Şiddet, insanlık tarihi kadar eski bir yara. Neden insan şiddete başvurur, neden şiddete maruz kalır? Bu soruların yanıtı tek bir sebebe indirgenemez; şiddet bireysel bir zaaf değil, psikolojik, toplumsal, fizyolojik ve hatta coğrafi boyutları olan çok katmanlı bir olgudur.
Çocuklukta yaşanan travmalar, bireyin iç dünyasında açılan derin yaralar, ilerleyen yıllarda şiddet davranışlarına zemin hazırlar. Sevgiyle değil korkuyla büyüyen çocuklar, gücü kutsamaya başlar; böylece şiddet, acizliğin maskelenmiş bir hali olur. Aslında her şiddet, “Ben varım!” diyen bir yardım çığlığıdır.

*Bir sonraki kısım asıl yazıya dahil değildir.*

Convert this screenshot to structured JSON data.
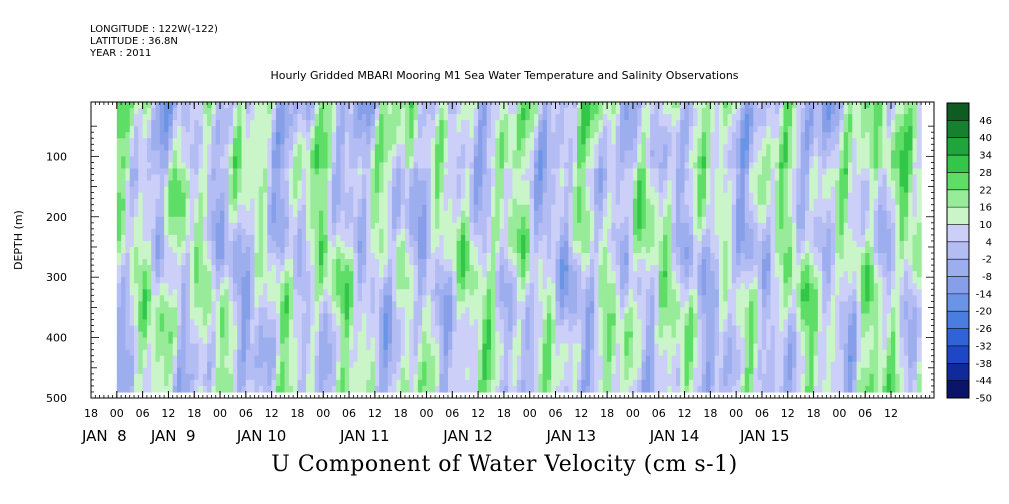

Şiddet yalnızca bireysel değil, toplumsal bir üründür de. Kültürel kodlar, ata sözleri ve gelenekler şiddeti normalleştirir, nesilden nesile aktarır. Yoksulluk, adaletsizlik, eğitimsizlik gibi toplumsal sorunlar da şiddetin zeminini besler. Fizyolojik faktörler de bu döngüye eşlik eder; beyindeki kimyasal dengesizlikler, madde bağımlılığı gibi etkenler bireyin dürtülerini zayıflatır.
Coğrafyalar da şiddetin kaderini çizer. Savaş ortamında büyüyen çocuklar, şiddeti savunma mekanizması olarak içselleştirir. En derin yarayı ise kadına yönelik şiddet açar. Toplumsal cinsiyet rolleri, kadını değersizleştiren anlayışlar, kadına şiddeti besler ve meşrulaştırır.
Şiddet bir çözüm değil, uzun bir yıkım sürecidir. Bedende olduğu kadar ruhun kuytularında da kanar. Şiddeti konuşmak, görmek ve çözüm üretmek hepimizin ortak sorumluluğudur.
Çözüm; çocuklara duygularını tanımayı öğretmek, adaleti sağlamak, eğitimi yaygınlaştırmak ve her türlü şiddete sıfır toleransla yaklaşmaktır. Çünkü şiddetin panzehiri güç değil, sevgidir; öfkenin ilacı baskı değil anlayıştır.
Şiddetin yankılandığı her sokakta bir çocuğun kahkahası susar. Geleceği değiştirmek için elimizde bir taş değil, bir çiçek taşımalıyız. Şiddeti beslemek değil, merhameti büyütmek için çabalamalıyız.
Unutmayalım:
İyileşmeyen birey, yaralı bir topluma dönüşür.
Ve şiddet, iyileşemeyen toplumların sessiz çığlığıdır.
Şiddeti değil, sevgiyi büyütelim.
Çünkü gerçek zafer, başkasını değil; kendi öfkemizi yenmektir.
Gerçek güç; öfkesine yenilmemekte, nefsini dizginlemektedir.
Nitekim Efendimiz (s.a.v.) buyurur:
“Gerçek pehlivan, güreşte rakibini yenen değil, öfkelendiği zaman nefsine hâkim olandır.”
Şimdi susmuş çocuk kahkahalarını yeniden duymak için, elimizde taş değil, çiçek taşımalıyız.
Gelin, şiddetin karanlığına sevgiyle ışık tutalım.
Çünkü iyileşmeyen birey, yaralı bir toplum demektir.
Ve şiddet, iyileşemeyen toplumların sessiz çığlığıdır.
Mevlânâ’nın dediği gibi:
“Aşk, şiddetin panzehiridir.
Sevgiyle yıka ruhunu, şiddetin kiri aksın gitsin.”
Dostoyevski’nin fısıldadığı gibi:
“Gerçek zafer, başkasını değil; kendi öfkeni yenmektir.”